January soybean prices got very close to the psychological $12.00 per bushel price early Friday (traded to a high of 11.96 ¾ ).  The market was definitely disappointed by the lack of any export sales confirmations for beans today, and that fact actually allowed futures to briefly dip into negative territory, after earlier trading almost 20 cents/bu higher.  There are rains in the forecast for Brazil and for Argentina, which have market bears looking for the market to weaken.  While most South American growing areas will get some rains in the next 10 days, the reality is that Argentina and some parts of southern Brazil are chronically dry, and the current rains forecast, while beneficial, do not “break” the drought in those areas.  Argentina’s soybean crop is currently pegged at 32% planted, versus 29% on average for this time of year.

Wheat values were higher on support coming from the stronger corn and bean markets.  Not a lot of wheat news on Friday, as European and Russian prices were basically unchanged.  There is some talk that rains forecast for the USA Southern Plains over the next 5 days will not provide nearly the volumes or coverage that was forecast earlier, which leaves wide swaths of the USA Red Winter Production areas with big moisture deficits going into it’s winter dormancy.  Final yield numbers are impossible to project at this early date, but suffice to say that the current conditions for the bulk of hard red winter acres in the USA are less than ideal at the moment.
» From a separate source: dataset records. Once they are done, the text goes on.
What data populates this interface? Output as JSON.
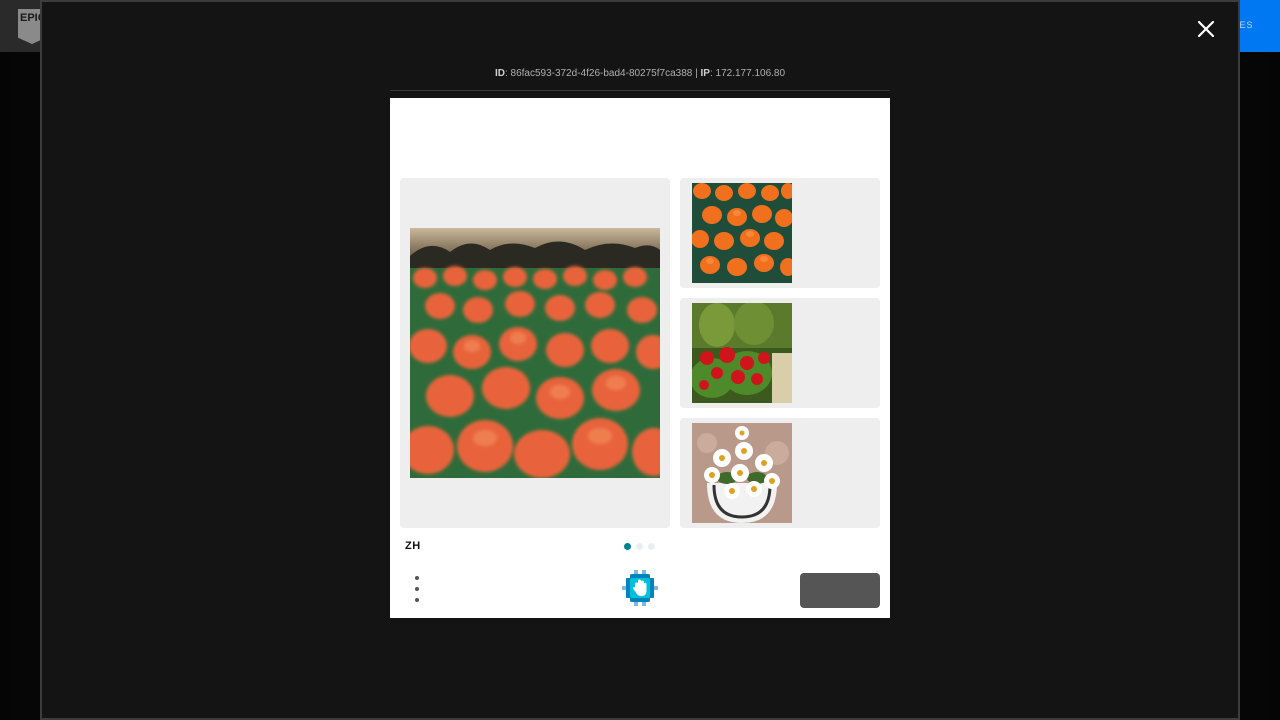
{
  "background": {
    "logo_text": "EPIC",
    "cta_text": "IES"
  },
  "session": {
    "id_label": "ID",
    "id_value": "86fac593-372d-4f26-bad4-80275f7ca388",
    "separator": "|",
    "ip_label": "IP",
    "ip_value": "172.177.106.80"
  },
  "captcha": {
    "title": "",
    "choices": [
      {
        "label": "",
        "icon": "tulip-field-thumbnail"
      },
      {
        "label": "",
        "icon": "red-flowers-hedge-thumbnail"
      },
      {
        "label": "",
        "icon": "daisies-vase-thumbnail"
      }
    ],
    "language": "ZH",
    "page_dots": 3,
    "active_dot": 0,
    "submit_label": ""
  },
  "colors": {
    "accent": "#00838f",
    "submit_bg": "#555555",
    "panel_bg": "#eeeeee"
  }
}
On Friday afternoon, the CFTC released their report on fund positions in commodity futures as of the close of business on Tuesday, November 17th.  Friday’s report showed that funds were a little longer corn futures than expected (by 9,000 contracts), funds were a LOT less long soybean futures than the trade expected (less long  by 45,000 contracts), and funds were less long Chicago wheat futures than expected (by 13,000 contracts).  On the day Friday, funds were thought to have bought 2,000 corn contracts (now long 268,000), bought 2,000 soybean contracts (now long 214,000), and bought 2,000 Chicago wheat contracts (now long 14,000 overall).